Different types of controllers have various types and number of motors. The Xbox 360, Xbox One, Dual Shock 3 and Dual Shock 4 are all similar in that they each have two vibration motors in each controller. That should make haptic broadcasts designed for these controllers and replayed by these controllers interchangeable for the most part. They do use different types of motors so a player broadcasting a haptic capture of an Xbox 360 controller may feel slightly different to a player who is receiving the stream with a Dual Shock 4 controller. Hardware limitations may be present when the hardware capabilities of the controllers differ significantly. For example, if a hardware capture of an XBox 360 controller is being replayed by a player who is holding a Wii Remote, the client side may lose some of the detail that the player is feeling. The Wii Remote only contains one vibration motor and it may not be able to replicate the same feeling as two vibration motors. The same issue goes for someone who is using a cell phone as the client. Phones typically also only have one vibration motor and may not be able to replicate the stream accurately.

There are also software issues when attempting to replicate a haptic stream. Certain devices may be locked out of certain haptic features. The most common feature that clients may lack is in the replication of the intensity of the vibration. iPhones and Wii Remotes generally only allow either an ON or OFF setting with no varying intensity being available to developers.
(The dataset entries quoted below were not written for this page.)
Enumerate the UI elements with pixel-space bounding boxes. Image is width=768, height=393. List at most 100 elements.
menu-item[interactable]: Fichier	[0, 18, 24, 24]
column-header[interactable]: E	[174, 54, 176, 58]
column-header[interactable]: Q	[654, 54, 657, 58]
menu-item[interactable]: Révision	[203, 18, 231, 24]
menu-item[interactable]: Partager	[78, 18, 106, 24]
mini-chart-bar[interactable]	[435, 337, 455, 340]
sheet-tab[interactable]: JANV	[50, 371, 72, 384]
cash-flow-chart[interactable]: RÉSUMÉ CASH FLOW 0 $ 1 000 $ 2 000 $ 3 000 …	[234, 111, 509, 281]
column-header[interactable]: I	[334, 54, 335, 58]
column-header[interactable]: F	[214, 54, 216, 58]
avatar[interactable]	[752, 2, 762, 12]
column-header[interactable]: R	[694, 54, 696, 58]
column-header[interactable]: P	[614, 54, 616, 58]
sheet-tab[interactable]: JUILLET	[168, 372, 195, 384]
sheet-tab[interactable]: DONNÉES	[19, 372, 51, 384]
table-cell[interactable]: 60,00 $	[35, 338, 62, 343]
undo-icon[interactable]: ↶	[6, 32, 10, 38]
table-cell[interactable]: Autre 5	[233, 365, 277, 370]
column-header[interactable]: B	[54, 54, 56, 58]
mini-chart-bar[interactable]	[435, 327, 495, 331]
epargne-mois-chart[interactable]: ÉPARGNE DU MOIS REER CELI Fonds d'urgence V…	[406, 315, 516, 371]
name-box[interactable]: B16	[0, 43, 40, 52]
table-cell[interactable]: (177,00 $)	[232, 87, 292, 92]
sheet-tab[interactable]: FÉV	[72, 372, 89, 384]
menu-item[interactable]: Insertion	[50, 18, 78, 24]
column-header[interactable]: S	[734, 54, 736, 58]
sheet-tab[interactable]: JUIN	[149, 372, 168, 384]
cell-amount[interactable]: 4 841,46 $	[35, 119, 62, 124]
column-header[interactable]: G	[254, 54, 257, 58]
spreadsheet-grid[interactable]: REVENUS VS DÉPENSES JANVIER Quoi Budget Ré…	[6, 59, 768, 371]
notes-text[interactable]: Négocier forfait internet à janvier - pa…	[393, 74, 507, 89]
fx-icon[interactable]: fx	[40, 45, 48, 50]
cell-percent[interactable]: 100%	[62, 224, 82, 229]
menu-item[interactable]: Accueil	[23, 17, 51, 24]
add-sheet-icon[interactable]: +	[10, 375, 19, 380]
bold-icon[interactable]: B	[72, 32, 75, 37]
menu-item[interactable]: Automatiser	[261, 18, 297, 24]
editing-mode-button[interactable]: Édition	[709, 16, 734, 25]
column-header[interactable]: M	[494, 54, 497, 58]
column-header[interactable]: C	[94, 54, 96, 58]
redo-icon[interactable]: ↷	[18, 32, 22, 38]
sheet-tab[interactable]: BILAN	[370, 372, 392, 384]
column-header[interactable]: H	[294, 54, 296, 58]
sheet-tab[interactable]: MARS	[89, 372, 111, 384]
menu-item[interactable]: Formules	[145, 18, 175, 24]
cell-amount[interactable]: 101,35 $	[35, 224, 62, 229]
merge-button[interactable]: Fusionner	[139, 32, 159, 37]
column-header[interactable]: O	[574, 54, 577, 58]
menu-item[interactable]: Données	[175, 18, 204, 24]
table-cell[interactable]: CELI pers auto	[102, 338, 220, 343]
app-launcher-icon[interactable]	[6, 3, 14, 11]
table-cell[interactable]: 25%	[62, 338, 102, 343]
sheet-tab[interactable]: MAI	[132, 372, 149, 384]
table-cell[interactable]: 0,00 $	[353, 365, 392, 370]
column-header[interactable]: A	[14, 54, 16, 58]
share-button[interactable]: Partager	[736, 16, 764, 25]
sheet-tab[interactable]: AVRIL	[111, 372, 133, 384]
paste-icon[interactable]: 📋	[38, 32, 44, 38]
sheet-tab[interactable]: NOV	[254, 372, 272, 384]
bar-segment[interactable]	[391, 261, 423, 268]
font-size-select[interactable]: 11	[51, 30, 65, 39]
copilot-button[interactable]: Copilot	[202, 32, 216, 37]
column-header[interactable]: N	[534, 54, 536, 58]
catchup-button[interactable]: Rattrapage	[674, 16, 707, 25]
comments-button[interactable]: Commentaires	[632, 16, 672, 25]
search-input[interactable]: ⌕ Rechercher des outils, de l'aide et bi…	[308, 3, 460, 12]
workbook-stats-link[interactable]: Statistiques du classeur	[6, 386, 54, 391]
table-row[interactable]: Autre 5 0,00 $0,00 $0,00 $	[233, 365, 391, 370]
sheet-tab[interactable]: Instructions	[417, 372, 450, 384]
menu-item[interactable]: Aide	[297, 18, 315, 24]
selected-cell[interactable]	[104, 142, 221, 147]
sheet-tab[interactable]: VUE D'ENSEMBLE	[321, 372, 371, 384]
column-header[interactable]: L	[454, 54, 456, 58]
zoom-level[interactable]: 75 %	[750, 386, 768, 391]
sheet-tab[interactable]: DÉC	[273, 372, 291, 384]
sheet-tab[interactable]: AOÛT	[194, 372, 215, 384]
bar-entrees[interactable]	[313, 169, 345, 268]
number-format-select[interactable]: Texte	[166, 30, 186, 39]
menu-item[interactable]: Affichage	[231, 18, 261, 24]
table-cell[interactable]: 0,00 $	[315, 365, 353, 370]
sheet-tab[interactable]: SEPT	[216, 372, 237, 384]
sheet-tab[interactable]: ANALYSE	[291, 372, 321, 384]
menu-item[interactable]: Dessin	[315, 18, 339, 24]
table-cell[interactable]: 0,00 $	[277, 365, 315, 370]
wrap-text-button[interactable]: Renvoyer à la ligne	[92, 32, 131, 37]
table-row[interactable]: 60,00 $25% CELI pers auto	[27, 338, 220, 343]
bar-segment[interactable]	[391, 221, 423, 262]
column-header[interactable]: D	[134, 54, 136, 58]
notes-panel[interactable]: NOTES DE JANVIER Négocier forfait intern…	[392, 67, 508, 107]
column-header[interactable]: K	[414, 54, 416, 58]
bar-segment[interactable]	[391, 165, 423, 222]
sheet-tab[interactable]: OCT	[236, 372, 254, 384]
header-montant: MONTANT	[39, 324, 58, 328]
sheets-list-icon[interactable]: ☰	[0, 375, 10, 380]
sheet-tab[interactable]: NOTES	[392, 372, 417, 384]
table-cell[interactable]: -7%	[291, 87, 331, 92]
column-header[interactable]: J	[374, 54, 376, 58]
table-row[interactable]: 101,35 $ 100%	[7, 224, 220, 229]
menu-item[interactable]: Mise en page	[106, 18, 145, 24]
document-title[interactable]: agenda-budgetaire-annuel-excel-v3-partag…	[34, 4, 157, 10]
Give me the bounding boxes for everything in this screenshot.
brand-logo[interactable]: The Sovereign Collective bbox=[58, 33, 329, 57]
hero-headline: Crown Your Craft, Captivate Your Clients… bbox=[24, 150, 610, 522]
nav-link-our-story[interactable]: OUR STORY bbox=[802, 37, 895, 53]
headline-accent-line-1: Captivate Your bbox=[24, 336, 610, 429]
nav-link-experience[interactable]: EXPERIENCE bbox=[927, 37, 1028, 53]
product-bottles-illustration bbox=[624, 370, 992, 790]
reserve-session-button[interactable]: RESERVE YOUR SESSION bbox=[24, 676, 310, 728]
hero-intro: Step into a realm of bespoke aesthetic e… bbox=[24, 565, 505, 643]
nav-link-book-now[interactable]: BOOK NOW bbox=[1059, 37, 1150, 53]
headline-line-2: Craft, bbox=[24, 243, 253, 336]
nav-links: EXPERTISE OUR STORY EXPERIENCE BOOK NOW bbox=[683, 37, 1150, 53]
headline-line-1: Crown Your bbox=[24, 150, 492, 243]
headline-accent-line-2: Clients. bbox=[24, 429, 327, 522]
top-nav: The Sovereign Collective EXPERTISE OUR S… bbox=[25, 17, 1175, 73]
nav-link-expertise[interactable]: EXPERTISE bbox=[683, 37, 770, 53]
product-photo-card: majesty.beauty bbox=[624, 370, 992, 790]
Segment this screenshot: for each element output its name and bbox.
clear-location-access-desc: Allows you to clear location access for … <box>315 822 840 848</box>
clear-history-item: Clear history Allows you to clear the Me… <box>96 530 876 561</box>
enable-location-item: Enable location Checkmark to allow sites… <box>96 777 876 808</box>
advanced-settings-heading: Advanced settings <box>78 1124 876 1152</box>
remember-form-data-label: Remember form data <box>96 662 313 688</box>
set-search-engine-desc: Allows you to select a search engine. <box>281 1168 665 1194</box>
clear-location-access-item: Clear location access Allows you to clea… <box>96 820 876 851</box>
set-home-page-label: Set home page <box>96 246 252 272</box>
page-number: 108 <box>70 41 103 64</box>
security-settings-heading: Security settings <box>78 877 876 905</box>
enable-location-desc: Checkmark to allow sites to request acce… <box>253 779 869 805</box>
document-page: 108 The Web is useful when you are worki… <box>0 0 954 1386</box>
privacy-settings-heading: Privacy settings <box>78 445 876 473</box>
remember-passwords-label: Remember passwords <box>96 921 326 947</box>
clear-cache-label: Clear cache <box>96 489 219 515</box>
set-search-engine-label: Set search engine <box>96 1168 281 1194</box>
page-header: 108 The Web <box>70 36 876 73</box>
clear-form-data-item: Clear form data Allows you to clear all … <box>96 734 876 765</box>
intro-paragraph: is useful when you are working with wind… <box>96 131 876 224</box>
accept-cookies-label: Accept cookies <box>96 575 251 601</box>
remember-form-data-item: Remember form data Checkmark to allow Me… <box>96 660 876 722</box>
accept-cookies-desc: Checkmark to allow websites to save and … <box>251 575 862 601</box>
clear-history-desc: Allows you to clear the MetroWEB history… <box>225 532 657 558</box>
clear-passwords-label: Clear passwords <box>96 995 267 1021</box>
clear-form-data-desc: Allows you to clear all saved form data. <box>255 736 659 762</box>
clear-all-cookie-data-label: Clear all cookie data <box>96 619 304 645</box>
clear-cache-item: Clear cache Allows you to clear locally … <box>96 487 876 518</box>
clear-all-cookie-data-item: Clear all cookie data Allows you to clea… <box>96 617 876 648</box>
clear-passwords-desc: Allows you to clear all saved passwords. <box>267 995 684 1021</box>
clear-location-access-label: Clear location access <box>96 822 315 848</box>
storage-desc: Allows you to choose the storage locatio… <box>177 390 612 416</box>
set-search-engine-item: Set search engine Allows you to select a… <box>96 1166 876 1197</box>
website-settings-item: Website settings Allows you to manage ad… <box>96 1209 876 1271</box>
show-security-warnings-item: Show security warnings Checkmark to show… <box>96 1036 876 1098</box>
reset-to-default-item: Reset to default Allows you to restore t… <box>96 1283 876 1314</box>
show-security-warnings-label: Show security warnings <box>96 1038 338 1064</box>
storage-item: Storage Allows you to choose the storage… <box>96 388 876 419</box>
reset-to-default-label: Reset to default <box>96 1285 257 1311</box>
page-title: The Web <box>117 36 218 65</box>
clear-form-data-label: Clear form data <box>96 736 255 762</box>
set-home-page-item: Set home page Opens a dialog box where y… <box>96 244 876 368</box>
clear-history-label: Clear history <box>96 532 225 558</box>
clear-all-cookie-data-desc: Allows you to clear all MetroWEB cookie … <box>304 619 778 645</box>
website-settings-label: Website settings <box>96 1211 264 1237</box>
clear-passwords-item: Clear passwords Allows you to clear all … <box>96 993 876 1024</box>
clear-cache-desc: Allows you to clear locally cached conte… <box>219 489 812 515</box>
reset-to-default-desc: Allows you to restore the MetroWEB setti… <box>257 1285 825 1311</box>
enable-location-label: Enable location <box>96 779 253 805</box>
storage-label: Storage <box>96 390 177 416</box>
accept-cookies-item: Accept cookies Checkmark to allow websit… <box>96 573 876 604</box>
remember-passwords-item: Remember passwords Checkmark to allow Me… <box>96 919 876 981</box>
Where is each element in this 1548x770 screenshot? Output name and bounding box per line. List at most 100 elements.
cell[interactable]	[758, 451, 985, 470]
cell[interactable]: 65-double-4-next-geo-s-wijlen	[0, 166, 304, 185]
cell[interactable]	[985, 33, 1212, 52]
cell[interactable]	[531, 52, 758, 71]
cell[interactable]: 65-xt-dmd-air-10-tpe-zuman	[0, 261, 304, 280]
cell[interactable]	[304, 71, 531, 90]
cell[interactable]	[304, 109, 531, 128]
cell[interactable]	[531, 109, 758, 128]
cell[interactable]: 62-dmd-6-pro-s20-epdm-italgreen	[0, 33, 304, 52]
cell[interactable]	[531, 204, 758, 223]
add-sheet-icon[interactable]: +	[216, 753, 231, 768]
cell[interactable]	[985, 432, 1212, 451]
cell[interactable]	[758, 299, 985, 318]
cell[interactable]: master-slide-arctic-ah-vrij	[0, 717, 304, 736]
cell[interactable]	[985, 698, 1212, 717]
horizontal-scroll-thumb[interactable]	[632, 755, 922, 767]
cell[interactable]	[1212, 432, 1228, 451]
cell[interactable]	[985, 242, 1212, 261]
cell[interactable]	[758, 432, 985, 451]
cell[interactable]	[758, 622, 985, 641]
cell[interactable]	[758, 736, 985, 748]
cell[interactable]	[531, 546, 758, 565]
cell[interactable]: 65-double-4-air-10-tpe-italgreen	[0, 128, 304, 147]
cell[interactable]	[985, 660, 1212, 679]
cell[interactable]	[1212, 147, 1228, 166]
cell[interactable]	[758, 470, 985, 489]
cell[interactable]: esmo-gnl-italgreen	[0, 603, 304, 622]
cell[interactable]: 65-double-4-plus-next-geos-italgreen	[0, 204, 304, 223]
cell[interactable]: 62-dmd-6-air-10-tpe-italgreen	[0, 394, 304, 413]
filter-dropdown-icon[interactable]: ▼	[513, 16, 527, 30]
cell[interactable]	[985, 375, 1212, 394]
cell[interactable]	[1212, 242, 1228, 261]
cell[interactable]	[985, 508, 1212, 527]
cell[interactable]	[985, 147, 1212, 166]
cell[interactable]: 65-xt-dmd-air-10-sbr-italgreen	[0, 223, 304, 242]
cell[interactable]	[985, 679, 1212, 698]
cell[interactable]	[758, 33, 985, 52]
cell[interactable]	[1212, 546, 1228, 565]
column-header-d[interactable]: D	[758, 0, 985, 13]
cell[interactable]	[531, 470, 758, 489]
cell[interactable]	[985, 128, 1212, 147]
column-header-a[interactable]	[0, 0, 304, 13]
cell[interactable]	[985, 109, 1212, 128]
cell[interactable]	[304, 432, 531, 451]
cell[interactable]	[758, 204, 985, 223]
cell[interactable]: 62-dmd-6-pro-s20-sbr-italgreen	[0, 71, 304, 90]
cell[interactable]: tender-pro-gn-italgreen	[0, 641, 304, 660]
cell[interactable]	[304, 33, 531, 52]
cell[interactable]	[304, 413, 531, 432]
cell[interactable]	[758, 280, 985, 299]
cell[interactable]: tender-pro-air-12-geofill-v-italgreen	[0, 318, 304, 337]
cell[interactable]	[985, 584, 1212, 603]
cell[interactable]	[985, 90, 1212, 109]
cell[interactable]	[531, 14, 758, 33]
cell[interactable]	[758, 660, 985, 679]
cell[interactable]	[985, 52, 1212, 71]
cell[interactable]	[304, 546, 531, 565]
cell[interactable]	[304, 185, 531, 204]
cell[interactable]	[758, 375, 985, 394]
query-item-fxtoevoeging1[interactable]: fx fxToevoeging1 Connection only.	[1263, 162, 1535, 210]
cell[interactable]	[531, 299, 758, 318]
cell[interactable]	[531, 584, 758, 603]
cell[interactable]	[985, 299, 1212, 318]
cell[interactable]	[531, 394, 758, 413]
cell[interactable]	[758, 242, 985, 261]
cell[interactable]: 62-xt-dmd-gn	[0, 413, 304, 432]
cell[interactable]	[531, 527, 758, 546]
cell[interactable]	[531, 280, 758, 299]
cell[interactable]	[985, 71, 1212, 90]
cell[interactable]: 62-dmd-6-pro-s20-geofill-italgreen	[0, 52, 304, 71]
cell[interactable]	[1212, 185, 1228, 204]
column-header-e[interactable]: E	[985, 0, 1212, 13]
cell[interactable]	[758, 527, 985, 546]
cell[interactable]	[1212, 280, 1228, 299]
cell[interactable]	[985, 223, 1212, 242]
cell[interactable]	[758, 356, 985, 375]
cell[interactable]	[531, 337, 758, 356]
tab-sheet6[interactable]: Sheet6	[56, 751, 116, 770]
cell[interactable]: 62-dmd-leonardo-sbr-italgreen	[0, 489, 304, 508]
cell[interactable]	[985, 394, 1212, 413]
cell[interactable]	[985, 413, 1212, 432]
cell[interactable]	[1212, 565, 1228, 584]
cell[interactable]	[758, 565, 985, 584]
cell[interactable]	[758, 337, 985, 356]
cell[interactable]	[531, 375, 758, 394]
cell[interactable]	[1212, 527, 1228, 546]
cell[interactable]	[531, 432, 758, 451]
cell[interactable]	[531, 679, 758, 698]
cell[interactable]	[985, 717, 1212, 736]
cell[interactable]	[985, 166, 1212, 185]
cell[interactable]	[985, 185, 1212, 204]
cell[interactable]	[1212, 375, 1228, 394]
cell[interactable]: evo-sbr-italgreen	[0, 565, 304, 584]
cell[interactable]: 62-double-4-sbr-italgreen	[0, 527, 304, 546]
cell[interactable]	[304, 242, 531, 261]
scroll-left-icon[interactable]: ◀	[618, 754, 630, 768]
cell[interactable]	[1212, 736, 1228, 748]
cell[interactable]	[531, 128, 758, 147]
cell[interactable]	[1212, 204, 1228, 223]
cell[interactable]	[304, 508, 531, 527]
This differs greatly from the Xbox and Playstation controllers as they can vary the intensity and duration as needed. The current iPhone SDK even limits the duration of the pulse of available to developers to 1 s. Techniques such as starting and stopping the motors prior to them getting to their full speed may produce a feeling of different intensities; however, these techniques are unavailable in the default SDKs.

Capture Device Limitations.

The current hardware prototype for capturing haptic signals from controllers has a limitation. The prototype shares a common ground between the controller and the arduino board. This allows for a simple and quick circuit to be developed that involves only the positive terminal of the vibration motor being connected to the analog inputs on the ardiuno board. If the controller and the capture device were connected to different ground sources, the circuit may have to be slightly more complex. For example, if the shown circuit was used to capture the haptic signals from an Xbox One controller powered by batteries, the circuit would have to be modified. All tests performed with the haptic capture board for the purposes of this paper were performed with the arduino board and the controller both powered by the same USB source.

9 Future Work and Conclusion

The work presented here demonstrates the need and feasibility of transporting haptic information along with video streams of games. Future work will involve implementing the suggested haptic channel encodings into video transmission standards and to evaluate their performance. Performing a round trip test using a standard video streaming site, such as Twitch.tv, may require assistance from Twitch as they may re-encode videos on their end to maintain end user expectations, and during this re-encoding process the new haptic information may be lost.

In addition to games, this haptic encoding may be able to take movie viewing to the next level. Smart phones with haptic capabilities are common place, and it may be useful to consider using that personal technology while watching a movie. For example, if movie viewers were able to log into a haptic stream for whatever movie they were watching, and when an explosion on the screen occurs, a phone in the user’s own pocket would vibrate giving the viewer a directed cue about onscreen activities. This paper presents a prototype and suggested enhancements to video transmission standards such that haptic information is also included in video streams. It can be used for enhancements for online video game streams.